Устроители были весьма предупредительны, мне показали мое место в зале, предложив предварительно чашечку кофе, и устроили встречу с руководителем хора, вместе с которым пришел еще один, ничем не приметный на вид господин.

Как всегда, когда я имела дело с официальными советскими представителями, я первым делом отрекомендовалась как репортер «Немецкой волны» и спросила, согласны ли они дать мне интервью. Чтобы не было, так сказать, «разночтений», я еще раз представилась, сделав упор на радиостанции «Немецкая волна». Они сразу же дали согласие, сказав, чтобы я подошла к ним после концерта. Такая непривычная сговорчивость немного удивила, но… «Прибалты, − подумала я, − все-таки не совсем „советчики“», − и отправилась в зал настраивать свою аппаратуру.

Но вдруг в зале и фойе началось какое-то странное волнение. Казалось, устроители кого-то искали, и этим «кем-то» была я, как выяснилось позднее. Наконец, меня обнаружили и попросили зайти к администратору. Я не могла поверить своим ушам, но он, извиняясь, извиваясь, кланяясь и с мольбой простирая ко мне руки, просил, заклинал меня… уйти из театра!

− Наши эстонские друзья отказываются выступать, если вы не покинете зал! Пожалуйста, поймите меня, мы не можем ставить под угрозу концерт! И потом… может разразиться международный скандал! Боже мой!

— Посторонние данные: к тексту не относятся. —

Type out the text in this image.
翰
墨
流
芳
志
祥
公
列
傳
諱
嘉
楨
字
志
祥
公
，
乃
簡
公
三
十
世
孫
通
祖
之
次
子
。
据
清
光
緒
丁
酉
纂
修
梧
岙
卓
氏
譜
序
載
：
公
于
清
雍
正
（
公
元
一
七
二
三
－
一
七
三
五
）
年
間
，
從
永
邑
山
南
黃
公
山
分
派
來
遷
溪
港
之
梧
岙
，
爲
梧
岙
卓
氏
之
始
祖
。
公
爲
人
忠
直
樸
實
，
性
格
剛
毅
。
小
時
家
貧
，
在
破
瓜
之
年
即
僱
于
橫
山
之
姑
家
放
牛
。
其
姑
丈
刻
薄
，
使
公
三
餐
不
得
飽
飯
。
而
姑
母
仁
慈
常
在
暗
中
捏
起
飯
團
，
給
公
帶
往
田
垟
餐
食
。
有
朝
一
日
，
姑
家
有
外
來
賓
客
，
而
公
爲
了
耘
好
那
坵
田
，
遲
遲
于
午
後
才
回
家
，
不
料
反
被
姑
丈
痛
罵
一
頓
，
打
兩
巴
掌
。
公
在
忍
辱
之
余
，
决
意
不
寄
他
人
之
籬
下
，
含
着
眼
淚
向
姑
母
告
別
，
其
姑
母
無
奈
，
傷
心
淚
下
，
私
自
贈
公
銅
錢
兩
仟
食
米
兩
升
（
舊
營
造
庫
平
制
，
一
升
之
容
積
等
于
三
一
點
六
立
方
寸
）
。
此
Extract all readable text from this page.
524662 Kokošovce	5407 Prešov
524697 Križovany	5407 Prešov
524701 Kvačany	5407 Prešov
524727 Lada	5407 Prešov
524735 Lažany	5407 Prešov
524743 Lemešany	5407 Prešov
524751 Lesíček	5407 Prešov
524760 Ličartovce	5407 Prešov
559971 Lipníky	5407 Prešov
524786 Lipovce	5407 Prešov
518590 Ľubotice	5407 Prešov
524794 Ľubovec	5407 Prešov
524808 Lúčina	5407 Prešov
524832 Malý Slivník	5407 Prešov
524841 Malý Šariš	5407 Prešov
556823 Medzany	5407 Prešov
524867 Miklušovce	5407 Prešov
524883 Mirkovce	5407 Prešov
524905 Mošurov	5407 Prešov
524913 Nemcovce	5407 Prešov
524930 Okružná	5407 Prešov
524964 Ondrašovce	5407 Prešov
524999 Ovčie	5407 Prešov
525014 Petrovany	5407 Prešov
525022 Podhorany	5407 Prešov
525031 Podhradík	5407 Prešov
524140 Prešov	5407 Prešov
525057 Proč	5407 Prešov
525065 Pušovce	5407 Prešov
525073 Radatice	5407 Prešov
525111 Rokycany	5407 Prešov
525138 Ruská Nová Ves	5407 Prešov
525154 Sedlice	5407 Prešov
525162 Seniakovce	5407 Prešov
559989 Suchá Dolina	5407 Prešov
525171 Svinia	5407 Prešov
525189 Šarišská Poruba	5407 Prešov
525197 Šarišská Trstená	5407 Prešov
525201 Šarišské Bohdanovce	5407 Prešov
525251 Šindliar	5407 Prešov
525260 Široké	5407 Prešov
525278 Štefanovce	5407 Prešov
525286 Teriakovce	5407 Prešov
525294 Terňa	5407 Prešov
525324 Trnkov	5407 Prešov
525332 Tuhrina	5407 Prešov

− Может! − с жесткостью, которой я сама от себя не ожидала, подтвердила я. – Может вполне! Но вы забываете, что мы находимся у себя дома, в свободной стране и что я − ее подданная. Хотите посмотреть паспорт?

Он молча замахал руками.

− Вот вам ваша контрамарка. Я покупаю сейчас билет в кассе и иду в зал как свободный гражданин свободного государства. Повторяю: я у себя дома! И я, клянусь, не сдвинусь с места, даже если в зале не останется ни одного зрителя!

Я уж не знаю, как администрации удалось уговорить эстонцев все-таки выступить, но концерт был бесподобный! На приеме у бургомистра все, в том числе руководитель хора и его сотоварищ, делали вид, будто ничего не произошло. Меня они, конечно же, не «узнавали». Вполне возможно, что они в начале нашего «знакомства» не поняли, что перед ними «отравитель эфира» и «эмигрантское отребье», а наведя справки, решили исправить свою оплошность.

Чувствуя, что мои силы на исходе и опасаясь срыва, я ушла с приема, пожалуй, одной из первых. Я одиноко брела по безлюдным улицам Вупперталя и, подняв лицо к бескрайнему шатру декабрьского неба, из которого в звенящую тишину морозной предрождественской ночи тихо падали огромные белые хлопья снега, вдруг зарыдала − горько, безутешно и громко, во весь голос. От обиды? Отчаяния? Одиночества и неприкаянности? От осознания того, что мы всюду чужие, отверженные?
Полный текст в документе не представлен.